At seven I changed into my running gear and headed for the best part of the day. Soon I was running down the stairs so fast that it felt like flight, vaulting three steps at a time. When I reached the street the freezing air made me gasp. Commuters traipsed by, hands in their pockets, bracing themselves against the dark. As soon as I got to the river path the stress of the day evaporated. By HMS Belfast I was picking up speed, wondering why anyone ever bothered to go on board. The posters gave too much away, revealing the cramped living quarters where sailors slept in bunks as narrow as their bodies, stacked in alcoves like dinner plates. It would take ten seconds in one of those cabins for my claustrophobia to kick in.
I made myself run at intervals, jogging for a hundred metres then sprinting until my lungs burned, passing huge Victorian warehouses converted into expensive restaurants.
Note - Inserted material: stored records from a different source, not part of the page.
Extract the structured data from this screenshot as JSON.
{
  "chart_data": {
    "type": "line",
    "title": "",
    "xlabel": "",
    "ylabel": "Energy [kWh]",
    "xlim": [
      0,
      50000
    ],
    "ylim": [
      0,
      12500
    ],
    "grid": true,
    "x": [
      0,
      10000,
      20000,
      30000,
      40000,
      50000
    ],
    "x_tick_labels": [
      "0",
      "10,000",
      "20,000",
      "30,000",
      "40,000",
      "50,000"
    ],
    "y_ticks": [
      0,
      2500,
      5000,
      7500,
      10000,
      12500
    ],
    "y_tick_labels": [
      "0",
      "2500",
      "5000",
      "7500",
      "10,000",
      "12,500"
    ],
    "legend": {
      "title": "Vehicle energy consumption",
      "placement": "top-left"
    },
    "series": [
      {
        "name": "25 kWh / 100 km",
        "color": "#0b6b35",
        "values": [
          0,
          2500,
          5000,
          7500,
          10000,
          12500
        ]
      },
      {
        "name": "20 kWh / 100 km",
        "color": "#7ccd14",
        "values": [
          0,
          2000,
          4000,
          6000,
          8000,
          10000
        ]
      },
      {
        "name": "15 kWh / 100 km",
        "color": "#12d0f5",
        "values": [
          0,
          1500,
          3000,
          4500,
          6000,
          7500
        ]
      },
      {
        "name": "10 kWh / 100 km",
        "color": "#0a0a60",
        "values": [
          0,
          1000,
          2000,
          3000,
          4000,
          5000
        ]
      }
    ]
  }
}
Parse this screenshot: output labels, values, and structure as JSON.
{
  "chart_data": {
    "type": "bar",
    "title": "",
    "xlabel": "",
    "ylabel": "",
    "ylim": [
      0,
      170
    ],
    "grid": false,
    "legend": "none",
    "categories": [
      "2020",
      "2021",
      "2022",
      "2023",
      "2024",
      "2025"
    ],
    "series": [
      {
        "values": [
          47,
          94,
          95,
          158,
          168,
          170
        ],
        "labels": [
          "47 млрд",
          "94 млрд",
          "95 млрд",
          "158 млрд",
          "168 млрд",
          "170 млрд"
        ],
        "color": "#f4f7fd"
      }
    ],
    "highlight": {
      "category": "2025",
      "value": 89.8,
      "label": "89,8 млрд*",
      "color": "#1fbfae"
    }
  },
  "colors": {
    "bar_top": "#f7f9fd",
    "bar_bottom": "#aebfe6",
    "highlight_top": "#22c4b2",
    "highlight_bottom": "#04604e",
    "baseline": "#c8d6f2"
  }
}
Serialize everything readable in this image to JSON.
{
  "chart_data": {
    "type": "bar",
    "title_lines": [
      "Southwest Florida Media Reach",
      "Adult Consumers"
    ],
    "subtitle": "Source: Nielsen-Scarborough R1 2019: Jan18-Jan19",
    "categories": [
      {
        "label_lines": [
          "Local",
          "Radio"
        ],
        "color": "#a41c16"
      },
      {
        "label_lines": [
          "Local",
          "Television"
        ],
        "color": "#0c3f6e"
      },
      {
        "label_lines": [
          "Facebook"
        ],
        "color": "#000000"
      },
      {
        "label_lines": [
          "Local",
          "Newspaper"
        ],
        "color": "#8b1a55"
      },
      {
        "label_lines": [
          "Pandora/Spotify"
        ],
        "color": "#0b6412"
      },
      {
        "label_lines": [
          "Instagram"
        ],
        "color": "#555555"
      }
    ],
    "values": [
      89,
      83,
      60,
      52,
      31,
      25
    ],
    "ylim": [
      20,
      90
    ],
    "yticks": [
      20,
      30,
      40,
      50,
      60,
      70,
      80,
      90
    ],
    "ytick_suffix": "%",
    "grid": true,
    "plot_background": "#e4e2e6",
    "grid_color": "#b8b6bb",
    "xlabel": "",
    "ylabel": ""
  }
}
By the time I reached China Wharf I'd been going for twenty minutes. I stopped by the railings to let my breathing steady. The water was oily and black, lights from the bus boats catching its dirty surface. God knows how many secrets were hidden underneath. I made my way home at a slow trot, enjoying the rush of endorphins - nature's reward for nearly killing yourself.
There was no sign of my brother Will's ancient VW camper van when I got home. Usually it was sitting in my parking space on Providence Square. Maybe he'd decided to move on, park his troubles outside someone else's flat. The security door to the building had been left open as usual. A woman on the second floor worked from home as a reflexologist and her clients never remembered to pull it shut behind them. I tookthe stairs to the third floor and let myself in. The red light on my answer-machine blinked at me.
'I wondered if you'd seen your brother.' My mother's voice petered out, but soon regained its emotionless Home Counties calm. 'I'll have to ring tomorrow, I'm going to the Phillipses' for dinner.'
The second and third messages were from Sean.
'All I can see is you in my bed, wearing red silk stockings,' he sighed. 'Call me, Alice, as soon as you get this.'
I deleted the messages then investigated the contents of the fridge. One ciabatta roll, past its sell-by date, a piece of mozzarella and half a family-sized bar of chocolate. I chopped up a few sun-dried tomatoes and smeared a dollop of pesto on the dried-out bread, covered it with slices of cheese and stuck it under the grill.
Curled up on the sofa, I planned my evening. I would turn off my mobile, eat chocolate in the bath, and for once go to sleep alone.